Vous pouvez contacter un conseiller au 02 41 05 25 25, du lundi au vendredi de 9h00 à 17h00 sans interruption. 
Je reste à votre disposition et vous souhaite une bonne journée.

Avec en bas une signature ! Zorro enlevait son masque et je voyais enfin son visage resplendissant dans la lumière blême des bandes de néons (bandonéon, c'est un peu le pays de Zorro, non ?) qui doivent encore éclairer les plafonds des bureaux de la Caisse des Dépôts.

Bien sûr, il n'y a jamais eu de coup de téléphone - quand on rate un appel, ça laisse des traces sur le téléphone.

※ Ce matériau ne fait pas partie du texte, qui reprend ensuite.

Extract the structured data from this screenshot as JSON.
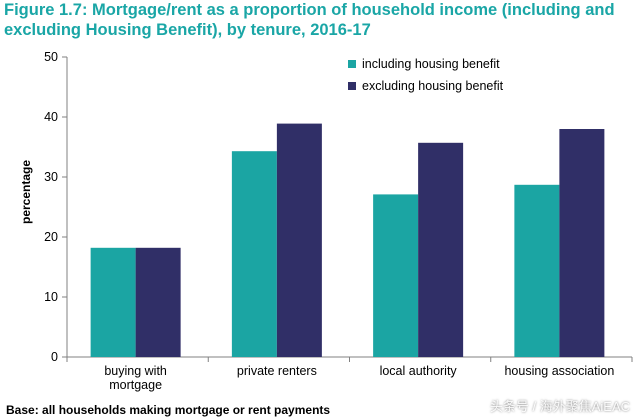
{
  "title": "Figure 1.7: Mortgage/rent as a proportion of household income (including and excluding Housing Benefit), by tenure, 2016-17",
  "footnote": "Base: all households making mortgage or rent payments",
  "watermark": "头条号 / 海外聚焦AiEAC",
  "colors": {
    "title": "#1aa6a6",
    "including": "#1ba5a3",
    "excluding": "#302f67",
    "axis": "#808080"
  },
  "chart_data": {
    "type": "bar",
    "title": "Figure 1.7: Mortgage/rent as a proportion of household income (including and excluding Housing Benefit), by tenure, 2016-17",
    "xlabel": "",
    "ylabel": "percentage",
    "ylim": [
      0,
      50
    ],
    "yticks": [
      0,
      10,
      20,
      30,
      40,
      50
    ],
    "categories": [
      [
        "buying with",
        "mortgage"
      ],
      [
        "private renters"
      ],
      [
        "local authority"
      ],
      [
        "housing association"
      ]
    ],
    "series": [
      {
        "name": "including housing benefit",
        "color": "#1ba5a3",
        "values": [
          18.2,
          34.3,
          27.1,
          28.7
        ]
      },
      {
        "name": "excluding housing benefit",
        "color": "#302f67",
        "values": [
          18.2,
          38.9,
          35.7,
          38.0
        ]
      }
    ],
    "legend_position": "top-right",
    "grid": false
  }
}
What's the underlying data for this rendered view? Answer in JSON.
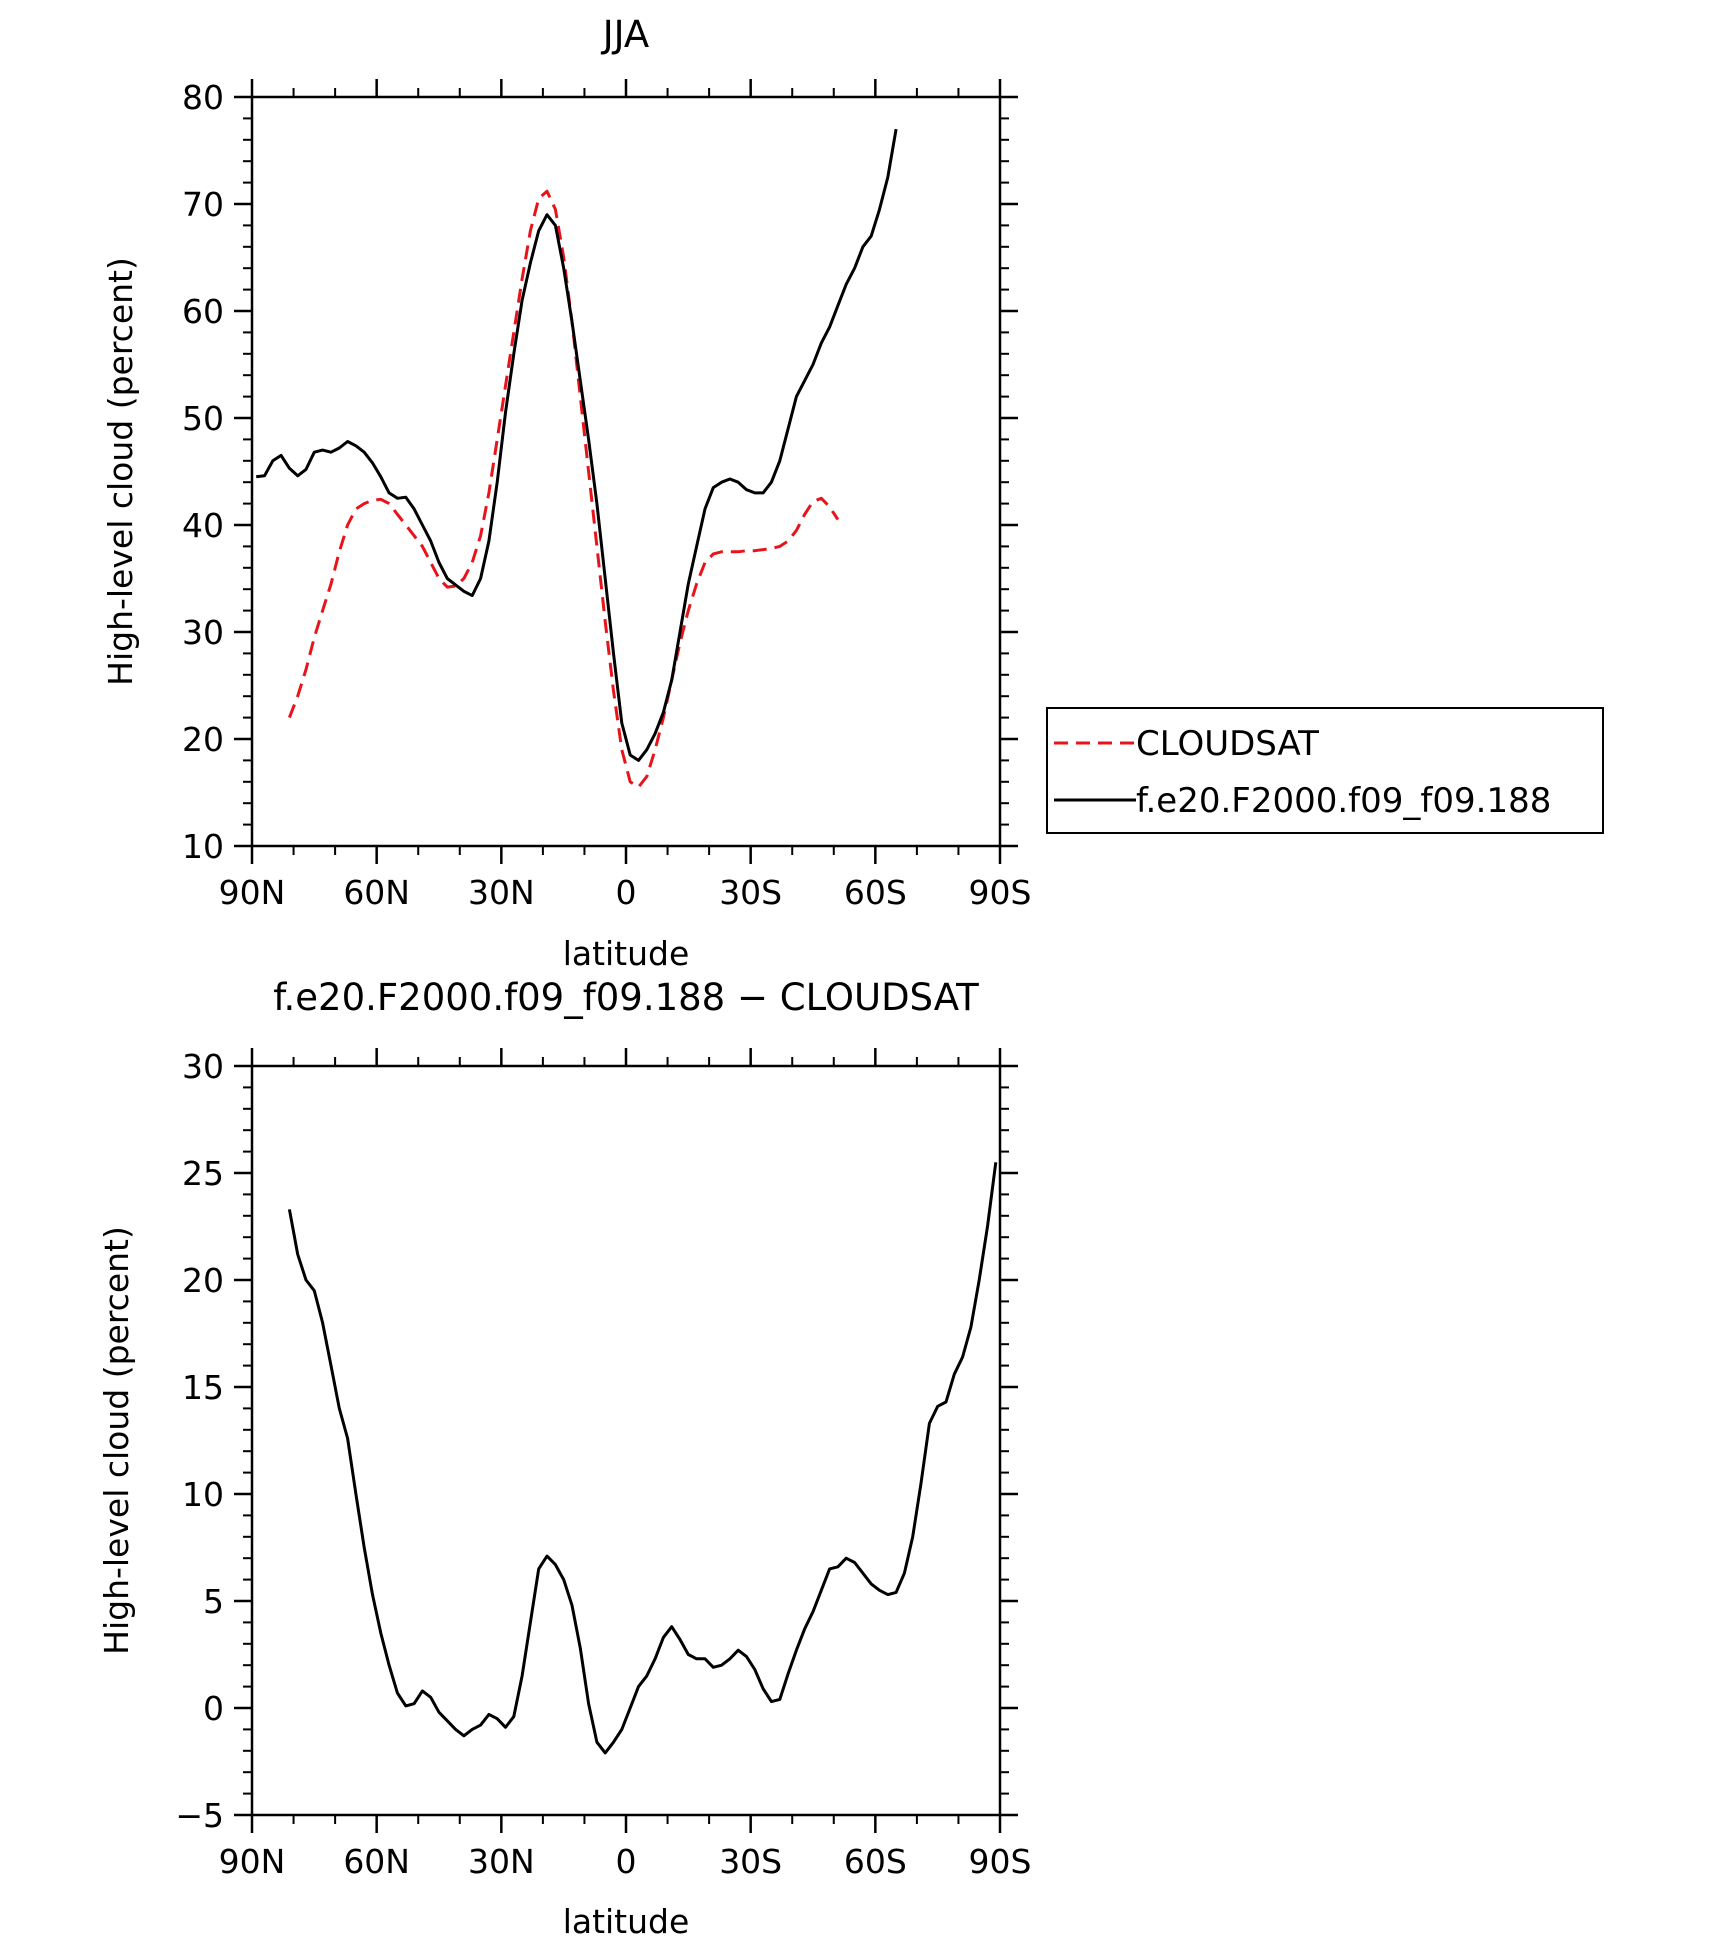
{
  "chart_data": [
    {
      "type": "line",
      "title": "JJA",
      "xlabel": "latitude",
      "ylabel": "High-level cloud (percent)",
      "xlim": [
        90,
        -90
      ],
      "ylim": [
        10,
        80
      ],
      "x_ticks": [
        90,
        60,
        30,
        0,
        -30,
        -60,
        -90
      ],
      "x_tick_labels": [
        "90N",
        "60N",
        "30N",
        "0",
        "30S",
        "60S",
        "90S"
      ],
      "y_ticks": [
        10,
        20,
        30,
        40,
        50,
        60,
        70,
        80
      ],
      "y_tick_labels": [
        "10",
        "20",
        "30",
        "40",
        "50",
        "60",
        "70",
        "80"
      ],
      "legend": {
        "placement": "right of plot"
      },
      "series": [
        {
          "name": "CLOUDSAT",
          "color": "#e8141b",
          "dash": "dashed",
          "points": [
            [
              81,
              22
            ],
            [
              79,
              24
            ],
            [
              77,
              26.5
            ],
            [
              75,
              29.5
            ],
            [
              73,
              32
            ],
            [
              71,
              34.5
            ],
            [
              69,
              37.5
            ],
            [
              67,
              40
            ],
            [
              65,
              41.5
            ],
            [
              63,
              42
            ],
            [
              61,
              42.3
            ],
            [
              59,
              42.4
            ],
            [
              57,
              42
            ],
            [
              55,
              41
            ],
            [
              53,
              40
            ],
            [
              51,
              39
            ],
            [
              49,
              38
            ],
            [
              47,
              36.5
            ],
            [
              45,
              35
            ],
            [
              43,
              34.2
            ],
            [
              41,
              34.3
            ],
            [
              39,
              35
            ],
            [
              37,
              36.5
            ],
            [
              35,
              39
            ],
            [
              33,
              43
            ],
            [
              31,
              48
            ],
            [
              29,
              53
            ],
            [
              27,
              58
            ],
            [
              25,
              63
            ],
            [
              23,
              67.5
            ],
            [
              21,
              70.5
            ],
            [
              19,
              71.2
            ],
            [
              17,
              69.5
            ],
            [
              15,
              65
            ],
            [
              13,
              59
            ],
            [
              11,
              52
            ],
            [
              9,
              45
            ],
            [
              7,
              38
            ],
            [
              5,
              31
            ],
            [
              3,
              24.5
            ],
            [
              1,
              19
            ],
            [
              -1,
              16
            ],
            [
              -3,
              15.5
            ],
            [
              -5,
              16.5
            ],
            [
              -7,
              19
            ],
            [
              -9,
              22
            ],
            [
              -11,
              25.5
            ],
            [
              -13,
              29
            ],
            [
              -15,
              32
            ],
            [
              -17,
              34.5
            ],
            [
              -19,
              36.5
            ],
            [
              -21,
              37.3
            ],
            [
              -23,
              37.5
            ],
            [
              -25,
              37.5
            ],
            [
              -27,
              37.5
            ],
            [
              -29,
              37.6
            ],
            [
              -31,
              37.6
            ],
            [
              -33,
              37.7
            ],
            [
              -35,
              37.8
            ],
            [
              -37,
              38
            ],
            [
              -39,
              38.5
            ],
            [
              -41,
              39.5
            ],
            [
              -43,
              41
            ],
            [
              -45,
              42.2
            ],
            [
              -47,
              42.5
            ],
            [
              -49,
              41.7
            ],
            [
              -51,
              40.5
            ]
          ]
        },
        {
          "name": "f.e20.F2000.f09_f09.188",
          "color": "#000000",
          "dash": "solid",
          "points": [
            [
              89,
              44.5
            ],
            [
              87,
              44.6
            ],
            [
              85,
              46
            ],
            [
              83,
              46.5
            ],
            [
              81,
              45.3
            ],
            [
              79,
              44.6
            ],
            [
              77,
              45.2
            ],
            [
              75,
              46.8
            ],
            [
              73,
              47
            ],
            [
              71,
              46.8
            ],
            [
              69,
              47.2
            ],
            [
              67,
              47.8
            ],
            [
              65,
              47.4
            ],
            [
              63,
              46.8
            ],
            [
              61,
              45.8
            ],
            [
              59,
              44.5
            ],
            [
              57,
              43
            ],
            [
              55,
              42.5
            ],
            [
              53,
              42.6
            ],
            [
              51,
              41.5
            ],
            [
              49,
              40
            ],
            [
              47,
              38.5
            ],
            [
              45,
              36.5
            ],
            [
              43,
              35
            ],
            [
              41,
              34.4
            ],
            [
              39,
              33.8
            ],
            [
              37,
              33.4
            ],
            [
              35,
              35
            ],
            [
              33,
              38.5
            ],
            [
              31,
              44
            ],
            [
              29,
              50.5
            ],
            [
              27,
              56
            ],
            [
              25,
              61
            ],
            [
              23,
              64.5
            ],
            [
              21,
              67.5
            ],
            [
              19,
              69
            ],
            [
              17,
              68
            ],
            [
              15,
              64
            ],
            [
              13,
              59
            ],
            [
              11,
              53.5
            ],
            [
              9,
              48
            ],
            [
              7,
              42
            ],
            [
              5,
              35
            ],
            [
              3,
              28
            ],
            [
              1,
              21.5
            ],
            [
              -1,
              18.5
            ],
            [
              -3,
              18
            ],
            [
              -5,
              19
            ],
            [
              -7,
              20.5
            ],
            [
              -9,
              22.5
            ],
            [
              -11,
              25.5
            ],
            [
              -13,
              30
            ],
            [
              -15,
              34.5
            ],
            [
              -17,
              38
            ],
            [
              -19,
              41.5
            ],
            [
              -21,
              43.5
            ],
            [
              -23,
              44
            ],
            [
              -25,
              44.3
            ],
            [
              -27,
              44
            ],
            [
              -29,
              43.3
            ],
            [
              -31,
              43
            ],
            [
              -33,
              43
            ],
            [
              -35,
              44
            ],
            [
              -37,
              46
            ],
            [
              -39,
              49
            ],
            [
              -41,
              52
            ],
            [
              -43,
              53.5
            ],
            [
              -45,
              55
            ],
            [
              -47,
              57
            ],
            [
              -49,
              58.5
            ],
            [
              -51,
              60.5
            ],
            [
              -53,
              62.5
            ],
            [
              -55,
              64
            ],
            [
              -57,
              66
            ],
            [
              -59,
              67
            ],
            [
              -61,
              69.5
            ],
            [
              -63,
              72.5
            ],
            [
              -65,
              77
            ]
          ]
        }
      ]
    },
    {
      "type": "line",
      "title": "f.e20.F2000.f09_f09.188 − CLOUDSAT",
      "xlabel": "latitude",
      "ylabel": "High-level cloud (percent)",
      "xlim": [
        90,
        -90
      ],
      "ylim": [
        -5,
        30
      ],
      "x_ticks": [
        90,
        60,
        30,
        0,
        -30,
        -60,
        -90
      ],
      "x_tick_labels": [
        "90N",
        "60N",
        "30N",
        "0",
        "30S",
        "60S",
        "90S"
      ],
      "y_ticks": [
        -5,
        0,
        5,
        10,
        15,
        20,
        25,
        30
      ],
      "y_tick_labels": [
        "−5",
        "0",
        "5",
        "10",
        "15",
        "20",
        "25",
        "30"
      ],
      "series": [
        {
          "color": "#000000",
          "dash": "solid",
          "points": [
            [
              81,
              23.3
            ],
            [
              79,
              21.2
            ],
            [
              77,
              20
            ],
            [
              75,
              19.5
            ],
            [
              73,
              18
            ],
            [
              71,
              16
            ],
            [
              69,
              14
            ],
            [
              67,
              12.6
            ],
            [
              65,
              10
            ],
            [
              63,
              7.5
            ],
            [
              61,
              5.3
            ],
            [
              59,
              3.5
            ],
            [
              57,
              2
            ],
            [
              55,
              0.7
            ],
            [
              53,
              0.1
            ],
            [
              51,
              0.2
            ],
            [
              49,
              0.8
            ],
            [
              47,
              0.5
            ],
            [
              45,
              -0.2
            ],
            [
              43,
              -0.6
            ],
            [
              41,
              -1
            ],
            [
              39,
              -1.3
            ],
            [
              37,
              -1
            ],
            [
              35,
              -0.8
            ],
            [
              33,
              -0.3
            ],
            [
              31,
              -0.5
            ],
            [
              29,
              -0.9
            ],
            [
              27,
              -0.4
            ],
            [
              25,
              1.5
            ],
            [
              23,
              4
            ],
            [
              21,
              6.5
            ],
            [
              19,
              7.1
            ],
            [
              17,
              6.7
            ],
            [
              15,
              6
            ],
            [
              13,
              4.8
            ],
            [
              11,
              2.8
            ],
            [
              9,
              0.2
            ],
            [
              7,
              -1.6
            ],
            [
              5,
              -2.1
            ],
            [
              3,
              -1.6
            ],
            [
              1,
              -1
            ],
            [
              -1,
              0
            ],
            [
              -3,
              1
            ],
            [
              -5,
              1.5
            ],
            [
              -7,
              2.3
            ],
            [
              -9,
              3.3
            ],
            [
              -11,
              3.8
            ],
            [
              -13,
              3.2
            ],
            [
              -15,
              2.5
            ],
            [
              -17,
              2.3
            ],
            [
              -19,
              2.3
            ],
            [
              -21,
              1.9
            ],
            [
              -23,
              2
            ],
            [
              -25,
              2.3
            ],
            [
              -27,
              2.7
            ],
            [
              -29,
              2.4
            ],
            [
              -31,
              1.8
            ],
            [
              -33,
              0.9
            ],
            [
              -35,
              0.3
            ],
            [
              -37,
              0.4
            ],
            [
              -39,
              1.6
            ],
            [
              -41,
              2.7
            ],
            [
              -43,
              3.7
            ],
            [
              -45,
              4.5
            ],
            [
              -47,
              5.5
            ],
            [
              -49,
              6.5
            ],
            [
              -51,
              6.6
            ],
            [
              -53,
              7
            ],
            [
              -55,
              6.8
            ],
            [
              -57,
              6.3
            ],
            [
              -59,
              5.8
            ],
            [
              -61,
              5.5
            ],
            [
              -63,
              5.3
            ],
            [
              -65,
              5.4
            ],
            [
              -67,
              6.3
            ],
            [
              -69,
              8
            ],
            [
              -71,
              10.5
            ],
            [
              -73,
              13.3
            ],
            [
              -75,
              14.1
            ],
            [
              -77,
              14.3
            ],
            [
              -79,
              15.6
            ],
            [
              -81,
              16.4
            ],
            [
              -83,
              17.8
            ],
            [
              -85,
              20
            ],
            [
              -87,
              22.5
            ],
            [
              -89,
              25.5
            ]
          ]
        }
      ]
    }
  ]
}
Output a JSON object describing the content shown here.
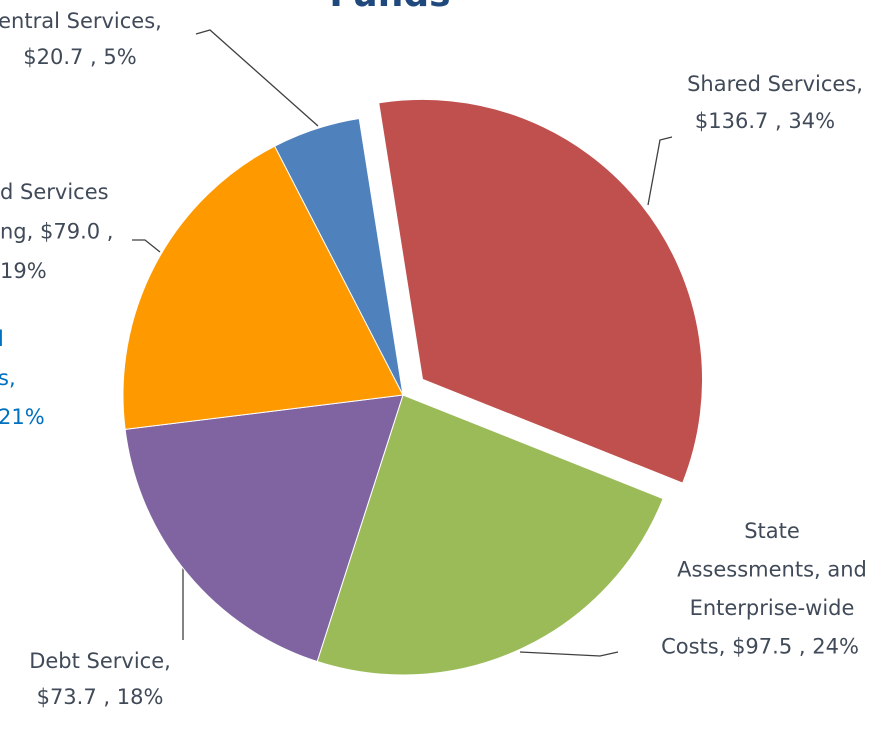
{
  "chart_data": {
    "type": "pie",
    "title": "Funds",
    "labels": [
      [
        "Shared Services,",
        "$136.7 , 34%"
      ],
      [
        "State",
        "Assessments, and",
        "Enterprise-wide",
        "Costs, $97.5 , 24%"
      ],
      [
        "Debt Service,",
        "$73.7 , 18%"
      ],
      [
        "d Services",
        "ng, $79.0 ,",
        "19%"
      ],
      [
        "entral Services,",
        "$20.7 , 5%"
      ]
    ],
    "values": [
      136.7,
      97.5,
      73.7,
      79.0,
      20.7
    ],
    "colors": [
      "#c0504d",
      "#9bbb59",
      "#8064a2",
      "#ff9900",
      "#4f81bd"
    ],
    "annotation": [
      "l",
      "s,",
      "21%"
    ],
    "annotation_color": "#0070c0"
  }
}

Et bien sûr, j'avais prévenu que j'étais à 8000 km, avec un décalage, qui rendait compliqué tout échange aux heures de bureau. Surtout pour appeler un plateau où un robot vous pose dix questions avant de raccrocher "car tous nos conseillers sont indisponibles, veuillez renouveler votre appel plus tard".

J'ai donc envoyé un nouveau mail, réexpliquant la situation.

Et le même jour, j'ai reçu un nouveau mail dont je te laisse deviner la teneur :

Bonjour,
Nous vous remercions de votre message. Au regard de notre activité actuelle, une réponse vous sera apportée dans un délai d'environ cinq jours.
Ceci est un accusé de réception. Ne répondez pas à ce mail, il ne sera pas traité.
Si vous souhaitez nous contacter de nouveau, vous devez impérativement utiliser un formulaire de contact de notre site www.ircantec.retraites.fr
A très bientôt sur notre site
Signé : Votre correspondant Caisse des Dépôts

Mon correspondant avait remis son masque. Il disparaissait sur son cheval blanc dans un bruit de Tonnerre (c'est le nom du cheval). Et maintenant, je me morfonds et j'espère son retour… J'ai trouvé un livre pour tromper mon ennui. Un livre d'Arthur Koestler, auteur un peu oublié qui parlait d'un pays où l'individu avait disparu derrière l'administration. Le Zorro et l'Infini... Une fiction.

J'y lis : "Ce siècle est malade. Nous en avons diagnostiqué le mal et ses causes avec une précision microscopique, mais partout où nous avons appliqué le bistouri, une nouvelle pustule est apparue..." 

T'as le bonjour d'Arthur !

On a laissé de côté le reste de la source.